Here, he shares three major trends on the horizon in tech and business.
live social media shopping will explode
Vaynerchuk believes the QVC-ization of social media — people using TikTok and Instagram to instantly click and buy what they see without leaving the app — will explode in 2025.
“I think social shopping is going to be a monster,” he enthused.
Live shopping networks on television such as QVC and HSN have been popular for decades and still gross billions per year. Now, social media influencers are taking the same format and modernizing it.
“I think retail is going to transition to QVC in a very big way,” Vaynerchuk said.
Live social media shopping has already taken off in China, bringing in billions of dollars. Influencer Zheng Jiang Jiang earns an estimated $14 million per week By displaying affordable items ranging from clothing to mugs for just three seconds. Their followers simply tap a button on the screen to buy it instantly.
“Tens and hundreds of billions of dollars of live shopping is happening right now,” Vaynerchuk explains. “But it’s not done 95% of the way [of the world] Still knows – in fact, only 5% do.”
Influencers and podcasters must adapt to AI – or be left behind
According to Vaynerchuk, over the next year, artificial intelligence will begin to replace influencers, podcasters, and other content creators as the technology becomes increasingly sophisticated.
Google’s new program NotebookLM allows users to upload any article or book and instantly turn it into a podcast.

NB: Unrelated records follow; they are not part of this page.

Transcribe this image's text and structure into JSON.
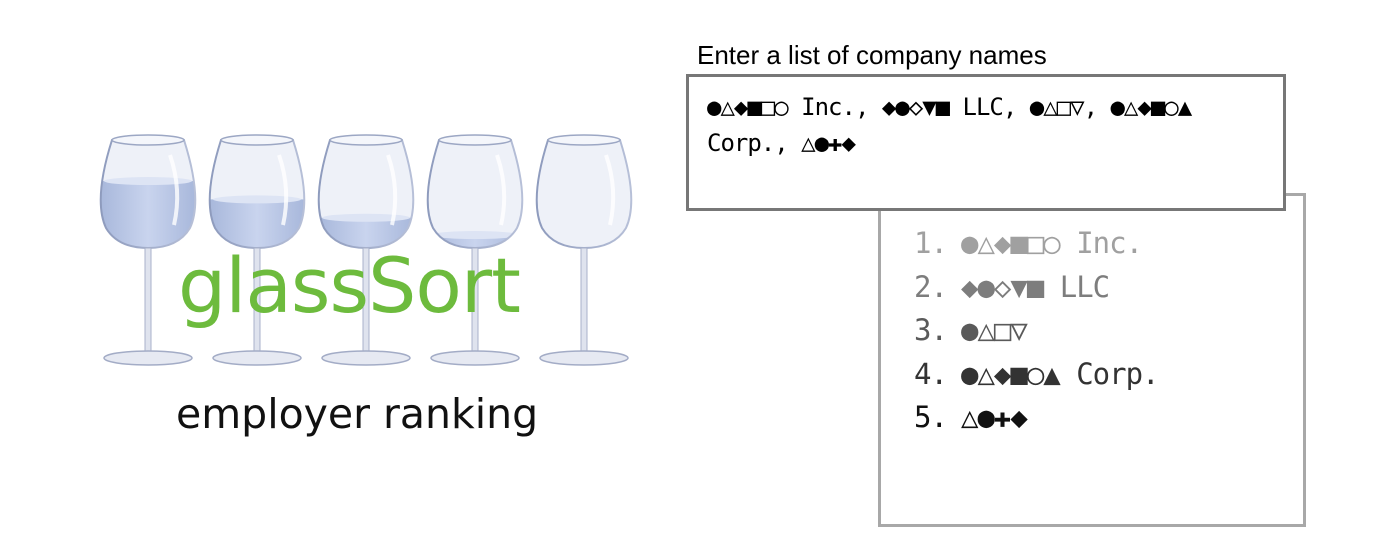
{
  "brand": {
    "title": "glassSort",
    "subtitle": "employer ranking"
  },
  "glasses": [
    {
      "fill": 0.62
    },
    {
      "fill": 0.45
    },
    {
      "fill": 0.28
    },
    {
      "fill": 0.12
    },
    {
      "fill": 0.0
    }
  ],
  "input": {
    "label": "Enter a list of company names",
    "value": "●△◆■□○ Inc., ◆●◇▼■ LLC, ●△□▽, ●△◆■○▲ Corp., △●✚◆"
  },
  "results": {
    "items": [
      {
        "rank": "1.",
        "name": "●△◆■□○ Inc.",
        "color": "#a0a0a0"
      },
      {
        "rank": "2.",
        "name": "◆●◇▼■ LLC",
        "color": "#7d7d7d"
      },
      {
        "rank": "3.",
        "name": "●△□▽",
        "color": "#5a5a5a"
      },
      {
        "rank": "4.",
        "name": "●△◆■○▲ Corp.",
        "color": "#333333"
      },
      {
        "rank": "5.",
        "name": "△●✚◆",
        "color": "#111111"
      }
    ]
  }
}
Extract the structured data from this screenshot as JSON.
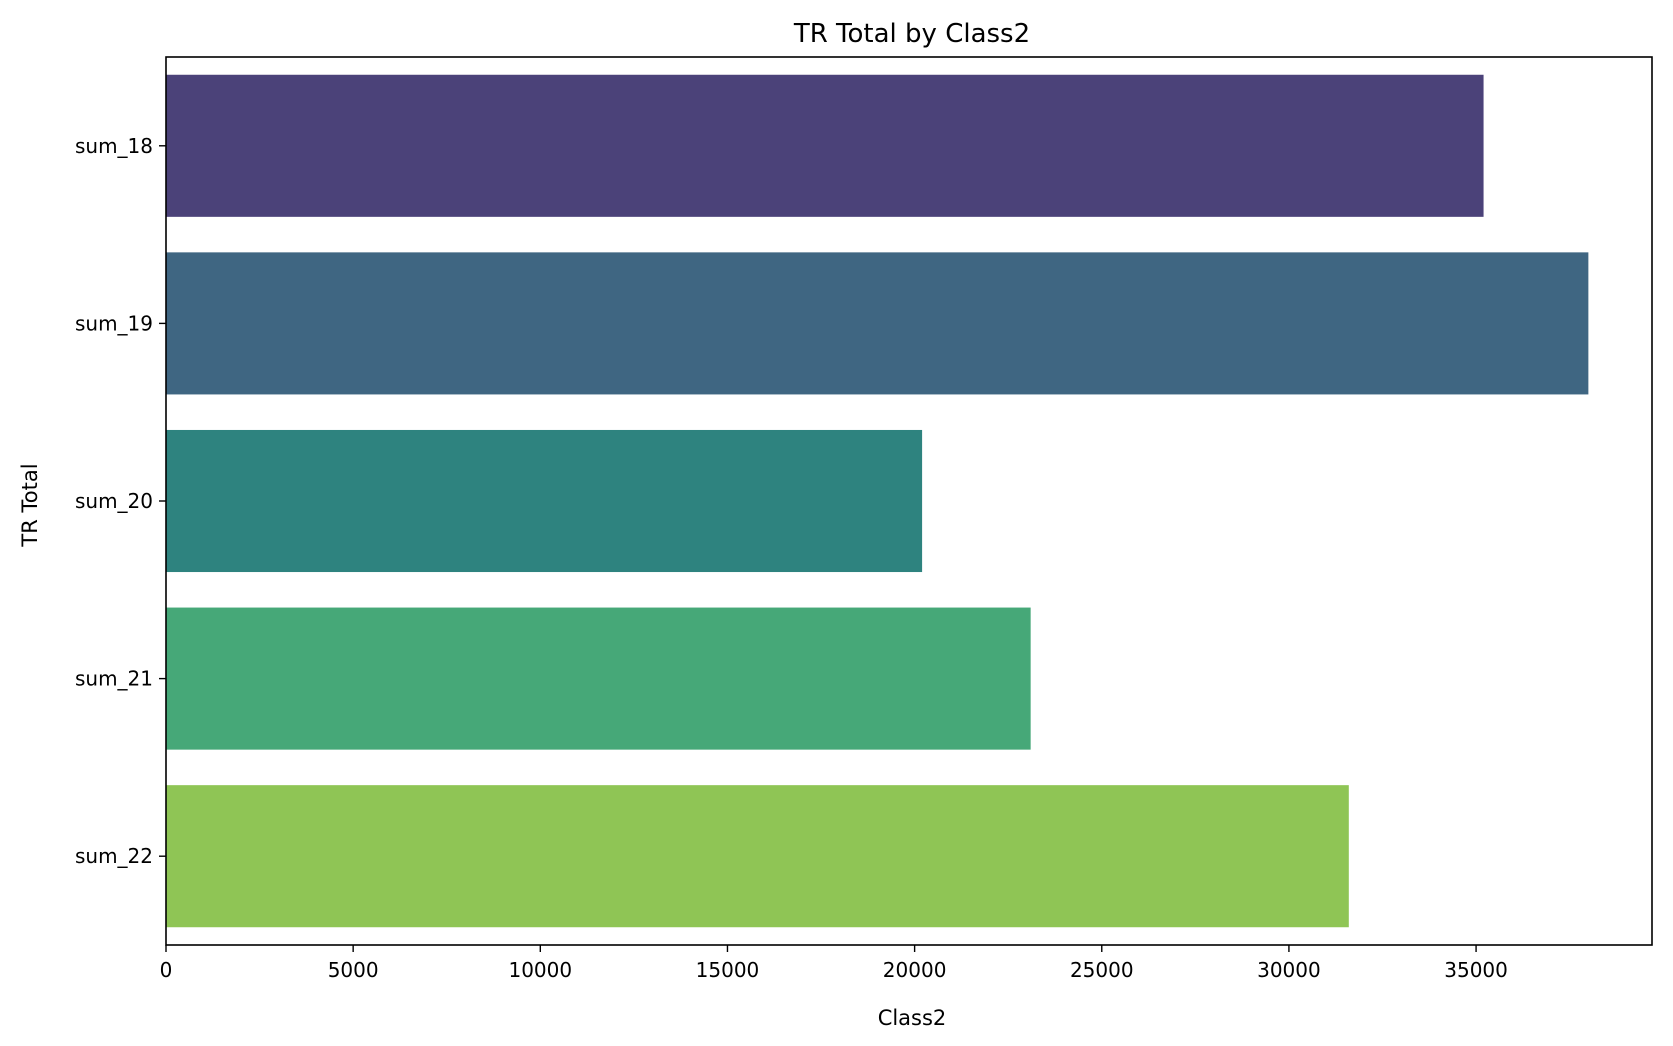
{
  "chart_data": {
    "type": "bar",
    "orientation": "horizontal",
    "title": "TR Total by Class2",
    "xlabel": "Class2",
    "ylabel": "TR Total",
    "categories": [
      "sum_18",
      "sum_19",
      "sum_20",
      "sum_21",
      "sum_22"
    ],
    "values": [
      35200,
      38000,
      20200,
      23100,
      31600
    ],
    "colors": [
      "#4b4279",
      "#3f6682",
      "#2e837f",
      "#46a878",
      "#8fc555"
    ],
    "xlim": [
      0,
      39700
    ],
    "xticks": [
      0,
      5000,
      10000,
      15000,
      20000,
      25000,
      30000,
      35000
    ],
    "grid": false,
    "legend": "none"
  }
}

Like other, more fledgling companies like PixAI and SolgenAI, Glambase allows anyone to create an artificial intelligence influencer from scratch.
But, Vaynerchuk emphasizes that smart content creators won’t be worried about being replaced by new technology. Rather, they will find smart ways to use it to their advantage and “seize the opportunity rather than cry about it.”

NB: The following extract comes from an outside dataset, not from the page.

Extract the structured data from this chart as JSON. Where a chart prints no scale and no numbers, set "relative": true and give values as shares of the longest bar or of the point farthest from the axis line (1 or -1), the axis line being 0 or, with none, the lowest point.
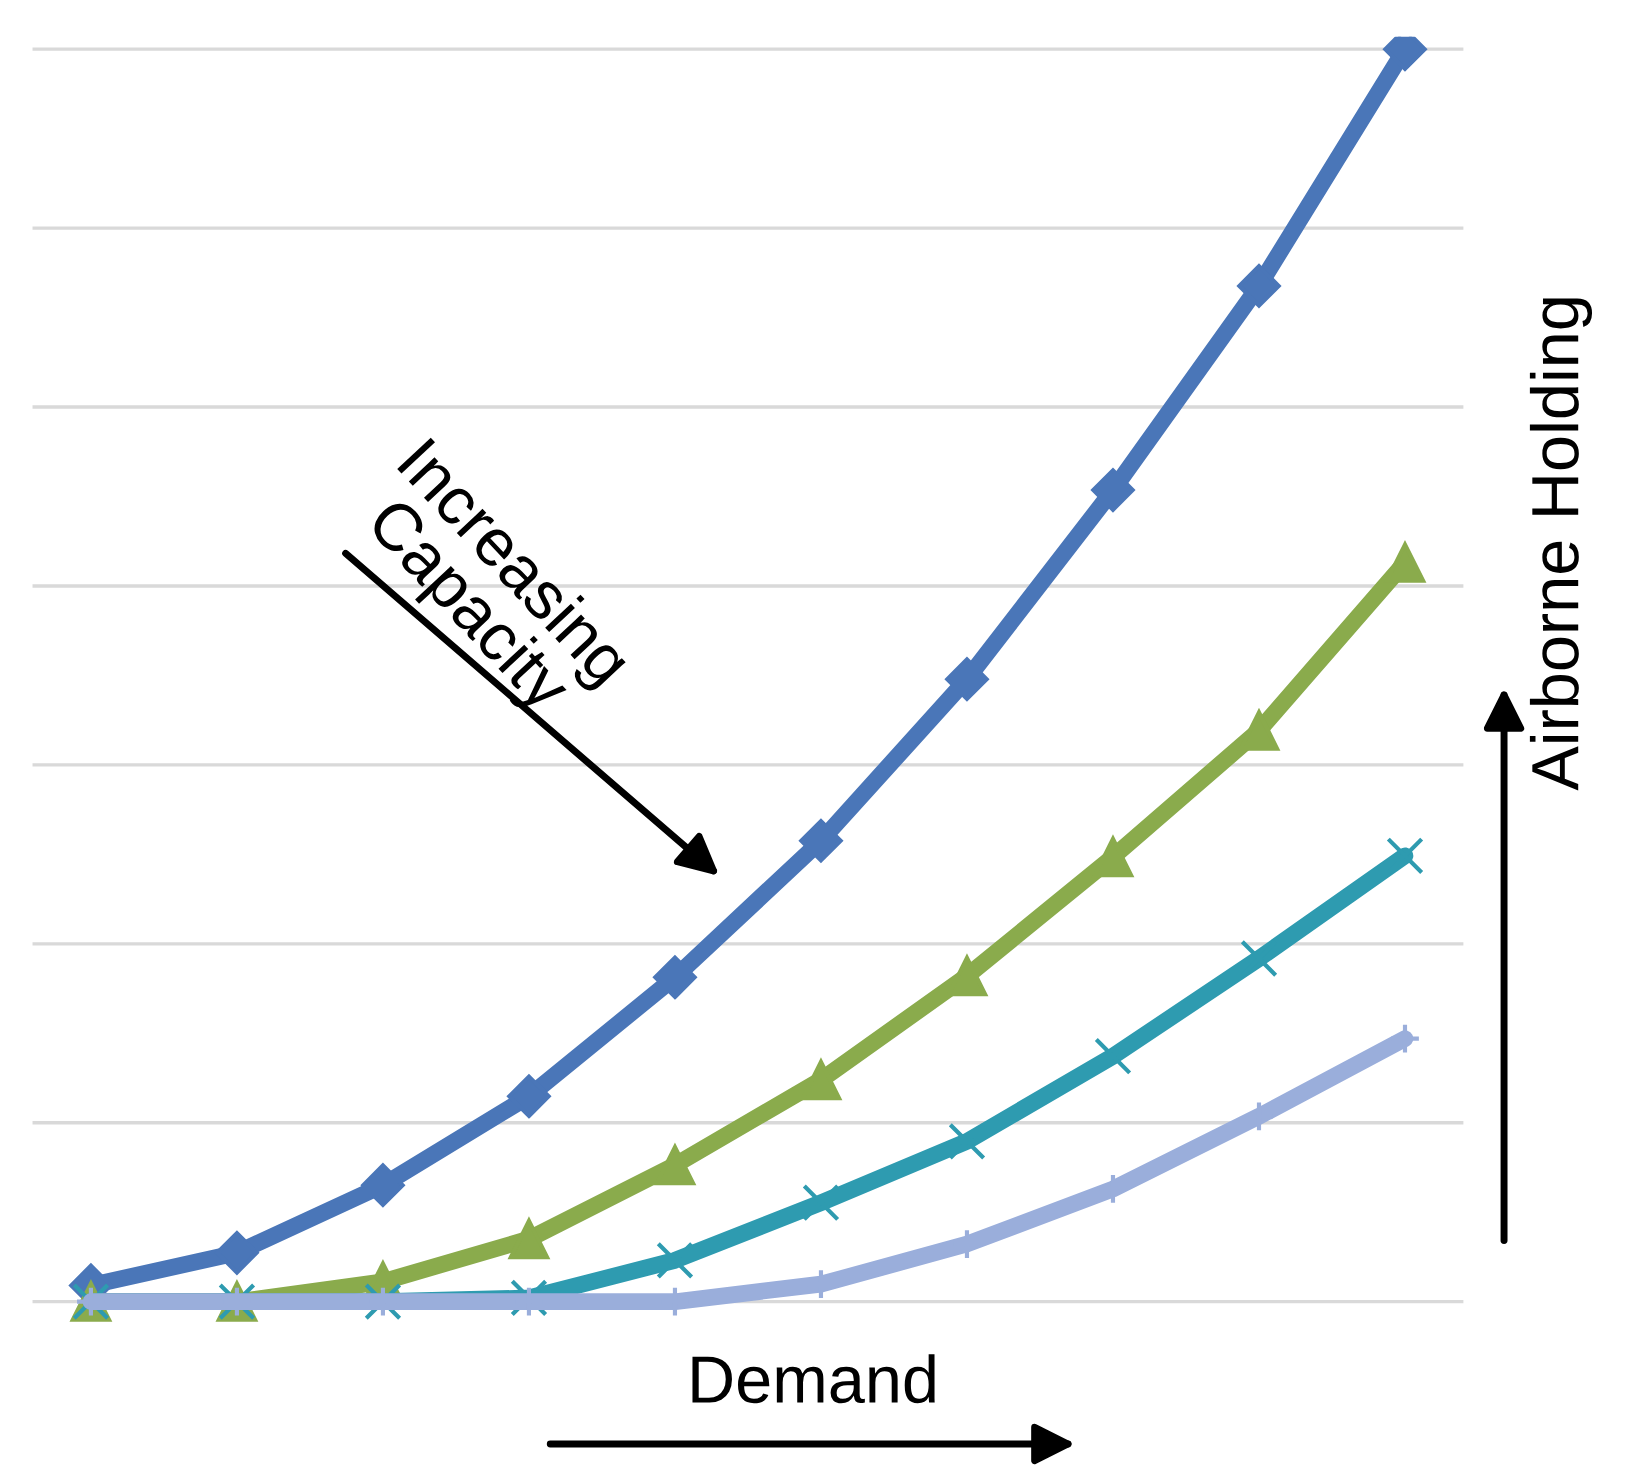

He suggests that the best thing anyone can do at this time is to create an AI library of their videos, articles, and designs so that they can be more efficient and use AI to their advantage.
“When the tractor came out, there was a lot of discussion in society several years ago that it was bad because 83% of the people in the world work on farms,” he said. “People didn’t understand that tractors would allow people to do bigger and better jobs.”
NFT not completely dead
The initial craze for non-fungible tokens – better known as NFTs – may be over and many are now worthless, but Vaynerchuk thinks they still have utility.
“Non-fungible tokens are contracts that you can’t negotiate with, they can’t burn in a building, they can’t disappear from the face of the earth,” said the entrepreneur, who sold the NFTs at their peak popularity in 2021 Only Flyfish Club’s new Will help finance the members.
Vaynerchuk believes that the technology behind NFTs – namely the blockchain on which they are recorded – is so impressive that it will make a comeback.
“Blockchain is intensive… and I think assets, digital assets will also find their way in there,” he said, adding that blockchain could be used to authenticate luxury goods, track goods in the supply chain or trace documents. Can be stored for a long time.
“My great-grandmother used to tell me … her family had a 500-acre farm that was taken over by the Bolsheviks and was gone,” he said. “If that deed sat on the blockchain, my great-grandchildren could one day claim that land. ,
this is part of the story NYNext, a new editorial series Which highlights innovations as well as leading figures in various industries in New York City.